I think I was just taking issue with the idea that what we were
exposing was less than rsync and people would try different things
that might not actually work.

If naming is the issue I will change it. It doesn't have to be rsync. Perhaps just "sync" since "move" says something different.

If that's the issue then I need to...

* rename the module. keep it as an action plugin.
* create a patch to make remote user and private key accessible in playbooks for use with command rsync.

Anything else?

<tim/>

Let's call it 'sync_files' and we'll be set. It will be a little
confusing that you don't use it with local_action, but I think we can
just explain that with an example.

I'm still giving some thought to some of the things floated here (normal module implementation) etc.

Couldn't I implement the file sync function as a action_plugin and normal module to get the best of both worlds? (The assemble module was my inspiration.) The action module would embellish the params passed in (adding temp directory, add user and host to dest or src) and then pass control to the normal module to do its thing either locally (local_action) or on a remote node. That would cut down on the number of params a user would have to provide while still getting the benefits of a normal module.

Sound right? What am I missing?

<tim/>

Sure.

They should probably be named differently so you can still access both maybe?

(assemble is actually going to be ported to be entirely a client
module, but that's beside the point)

I posted a pretty significant refactor of this.

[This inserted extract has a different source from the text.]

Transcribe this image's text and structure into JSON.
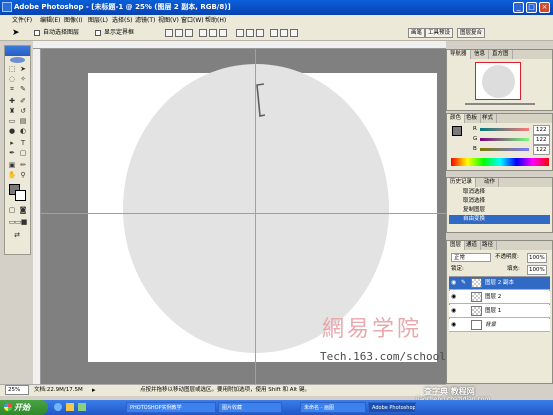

There is an action plugin that does a lot of advanced param default processing based on Ansible's state. It figure out the host, remote user, private key -- it detects an alternate path to rsync for the host etc. That plugin is called synchronize.

I included a ("normal") module called rsync that is much more open ended in that you set all the params in the playbooks yourself. There are few defaults so you can have more flexibility/power to working with rsync.

Take a look and let me know what you think.

http://github.com/tima/ansible-rsync

<tim/>

在 2012年9月18日星期二UTC+8上午5时41分56秒,Timothy Appnel写道:

I posted a pretty significant refactor of this.

There is an action plugin that does a lot of advanced param default processing based on Ansible’s state. It figure out the host, remote user, private key – it detects an alternate path to rsync for the host etc. That plugin is called synchronize.

I included a (“normal”) module called rsync that is much more open ended in that you set all the params in the playbooks yourself. There are few defaults so you can have more flexibility/power to working with rsync.

Take a look and let me know what you think.

http://github.com/tima/ansible-rsync

Sent from my iPhone

Is this plugin recommended to use?
How can I use this plugin?